HP’s problems following its 2011 purchase of Autonomy for US$11.1 billion are getting worse.
Various documents and internal emails indicate HP knew about the existence of loss-making hardware sales Autonomy allegedly used to bolster its revenue figures well before May 2012, when HP claimed to learn about them from a whistleblower, the Financial Times reported.
In response, former Autonomy CEO Michael Lynch reiterated that Autonomy was open and above-board about its accounts, and suggested HP CEO Meg Whitman resign.
“While HP eventually learned that a portion of Autonomy’s revenues were related to hardware sales, we knew nothing of the accounting improprieties, misrepresentations and disclosure failures related to such sales until after a senior Autonomy executive came forward and HP conducted an extensive investigation,” HP spokesperson Howard Clabo told the E-Commerce Times.

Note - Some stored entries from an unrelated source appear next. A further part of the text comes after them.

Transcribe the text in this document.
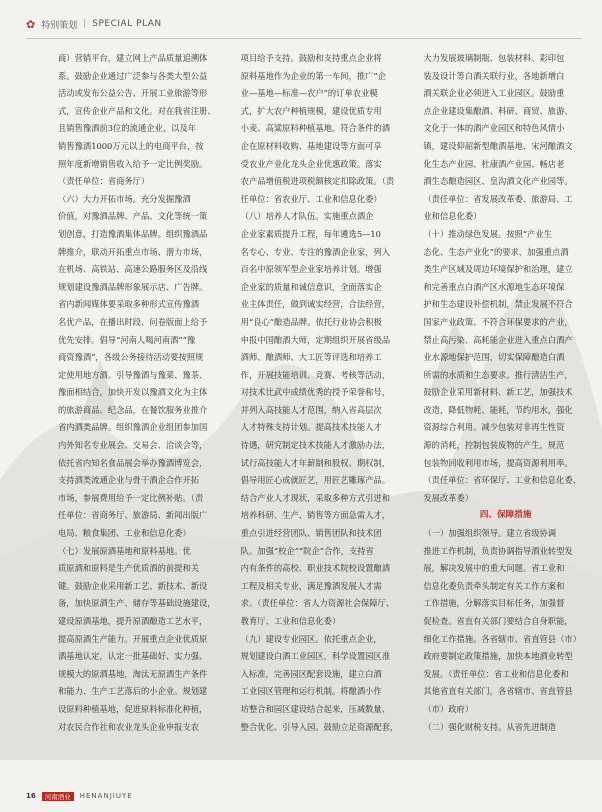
✿ 特别策划 | SPECIAL PLAN

商）营销平台，建立网上产品质量追溯体
系。鼓励企业通过广泛参与各类大型公益
活动或发布公益公告、开展工业旅游等形
式，宣传企业产品和文化。对在我省注册、
且销售豫酒前3位的流通企业，以及年
销售豫酒1000万元以上的电商平台，按
照年度新增销售收入给予一定比例奖励。
（责任单位：省商务厅）

（六）大力开拓市场。充分发掘豫酒
价值，对豫酒品牌、产品、文化等统一策
划创意，打造豫酒集体品牌。组织豫酒品
牌推介，联动开拓重点市场、潜力市场，
在机场、高铁站、高速公路服务区及沿线
规划建设豫酒品牌形象展示店、广告牌。
省内新闻媒体要采取多种形式宣传豫酒
名优产品，在播出时段、问卷版面上给予
优先安排。倡导“河南人喝河南酒”“豫
商资豫酒”，各级公务接待活动要按照规
定使用地方酒。引导豫酒与豫菜、豫茶、
豫面相结合，加快开发以豫酒文化为主体
的旅游商品、纪念品，在餐饮服务业推介
省内酒类品牌。组织豫酒企业组团参加国
内外知名专业展会、交易会、洽谈会等，
依托省内知名食品展会举办豫酒博览会，
支持酒类流通企业与骨干酒企合作开拓
市场，参展费用给予一定比例补贴。（责
任单位：省商务厅、旅游局、新闻出版广
电局、粮食集团、工业和信息化委）

（七）发展原酒基地和原料基地。优
质原酒和原料是生产优质酒的前提和关
键。鼓励企业采用新工艺、新技术、新设
备，加快原酒生产、储存等基础设施建设，
建设原酒基地，提升原酒酿造工艺水平，
提高原酒生产能力。开展重点企业优质原
酒基地认定，认定一批基础好、实力强、
规模大的原酒基地，淘汰无原酒生产条件
和能力、生产工艺落后的小企业。规划建
设原料种植基地，促进原料标准化种植，
对农民合作社和农业龙头企业申报支农

项目给予支持。鼓励和支持重点企业将
原料基地作为企业的第一车间，推广“企
业—基地—标准—农户”的订单农业模
式，扩大农户种植规模，建设优质专用
小麦、高粱原料种植基地。符合条件的酒
企在原材料收购、基地建设等方面可享
受农业产业化龙头企业优惠政策。落实
农产品增值税进项税额核定扣除政策。（责
任单位：省农业厅、工业和信息化委）

（八）培养人才队伍。实施重点酒企
企业家素质提升工程，每年遴选5—10
名专心、专业、专注的豫酒企业家，列入
百名中原领军型企业家培养计划。增强
企业家的质量和诚信意识，全面落实企
业主体责任，做到诚实经营，合法经营，
用“良心”酿造品牌。依托行业协会积极
申报中国酿酒大师，定期组织开展省级品
酒师、酿酒师、大工匠等评选和培养工
作，开展技能培训、竞赛、考核等活动，
对技术比武中成绩优秀的授予荣誉称号，
并列入高技能人才范围，纳入省高层次
人才特殊支持计划。提高技术技能人才
待遇，研究制定技术技能人才激励办法，
试行高技能人才年薪制和股权、期权制，
倡导用匠心成就匠艺，用匠艺雕琢产品。
结合产业人才现状，采取多种方式引进和
培养科研、生产、销售等方面急需人才，
重点引进经营团队、销售团队和技术团
队。加强“校企”“院企”合作，支持省
内有条件的高校、职业技术院校设置酿酒
工程及相关专业，满足豫酒发展人才需
求。（责任单位：省人力资源社会保障厅、
教育厅、工业和信息化委）

（九）建设专业园区。依托重点企业，
规划建设白酒工业园区，科学设置园区准
入标准，完善园区配套设施，建立白酒
工业园区管理和运行机制。将酿酒小作
坊整合和园区建设结合起来，压减数量、
整合优化、引导入园。鼓励立足资源配套，

大力发展玻璃制瓶、包装材料、彩印包
装及设计等白酒关联行业，各地新增白
酒关联企业必须进入工业园区。鼓励重
点企业建设集酿酒、科研、商贸、旅游、
文化于一体的酒产业园区和特色风情小
镇，建设仰韶新型酿酒基地、宋河酿酒文
化生态产业园、杜康酒产业园、畅店老
酒生态酿造园区、皇沟酒文化产业园等。
（责任单位：省发展改革委、旅游局、工
业和信息化委）

（十）推动绿色发展。按照“产业生
态化、生态产业化”的要求，加强重点酒
类生产区域及周边环境保护和治理，建立
和完善重点白酒产区水源地生态环境保
护和生态建设补偿机制，禁止发展不符合
国家产业政策、不符合环保要求的产业，
禁止高污染、高耗能企业进入重点白酒产
业水源地保护范围，切实保障酿造白酒
所需的水质和生态要求。推行清洁生产，
鼓励企业采用新材料、新工艺，加强技术
改造，降低物耗、能耗，节约用水，强化
资源综合利用。减少包装对非再生性资
源的消耗，控制包装废物的产生，规范
包装物回收利用市场，提高资源利用率。
（责任单位：省环保厅、工业和信息化委、
发展改革委）

四、保障措施

（一）加强组织领导。建立省级协调
推进工作机制，负责协调指导酒业转型发
展，解决发展中的重大问题。省工业和
信息化委负责牵头制定有关工作方案和
工作措施，分解落实目标任务，加强督
促检查。省直有关部门要结合自身职能，
细化工作措施。各省辖市、省直管县（市）
政府要制定政策措施，加快本地酒业转型
发展。（责任单位：省工业和信息化委和
其他省直有关部门，各省辖市、省直管县
（市）政府）

（二）强化财税支持。从省先进制造

16	河南酒业	HENANJIUYE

The purchase cost HP $8.8 billion in writedowns and led accusations by HP that Autonomy had, in effect, cooked the books. Regulators in the United States and the UK are investigating the matter.
The Paper Chase
Autonomy CFO Sushovan Hussain emailed Lynch three weeks before the end of the fiscal year in 2010 saying revenue “fell away completely” and urging “really radical” action.
The documents indicate Autonomy’s auditors, Deloitte, signed off on some of the deals HP is concerned about.
Some of the audit packs that acknowledge extensive hardware sales by Autonomy reportedly were available to HP management after the acquisition.
Information Is Not Knowledge
HP executives were included in communications referring to the loss-making hardware sales before May 2012, when it claims the whistleblower came forward, the FT reported.
Whitman received an email Oct. 26, 2011, that cited difficulties Autonomy was having in selling HP hardware and that referred to its previous sales of Dell hardware.
“Our investigation has shown that Autonomy often resold generic hardware at a loss in the last few days of the quarter with the sole purpose of masking its real financial performance,” HP’s Clabo remarked. “In addition, Autonomy engaged in improper transactions with certain value-added resellers to create the appearance of software licensing revenue at the end of each quarter.”
In some cases, these improper transactions “were used to accelerate revenue, and on numerous occasions, these were fabricated transactions with no real end-user,” Clabo said.
Business as Usual?
Suspicions about Autonomy have been floating around at lease since 2009, when UK analyst Paul Morland reportedly wrote a note warning investors about the company.
Autonomy apparently pressured the managers of analysts who wrote negatively about it to shut them up, forbade company staff from speaking to them, and barred them from attending meetings on quarterly financial results.
“HP had just lost one CEO, Mark Hurd; its current CEO Mark Apotheker was running all over the place trying to avoid being served by Larry Ellison — who sought to subpoena him in a lawsuit between Oracle and SAP, where Apotheker had previously been CEO — and Whitman was new to the board at the time,” Rob Enderle, principal analyst at the Enderle Group, told the E-Commerce Times.
“They were trying to get this [Autonomy] deal done. They were convinced someone was trying to buy Autonomy from under them, and they were in a panic,” Enderle continued. “HP should not have been making acquisitions at that time.”
Corporate Infighting Kills
It’s rumored that some HP executives may have sought to sabotage Whitman’s appointment as CEO by concealing negative information about Autonomy.
“If nothing else, the reports suggest a significant lack of internal transparency at HP,” Charles King, principal analyst at Pund-IT www.pund-it.com, told the E-Commerce Times.
It’s hard to predict how the latest revelations will impact HP, but “if it’s found to be truly culpable, it would result in a huge PR black eye,” King suggested, and “vulnerable to litigation.”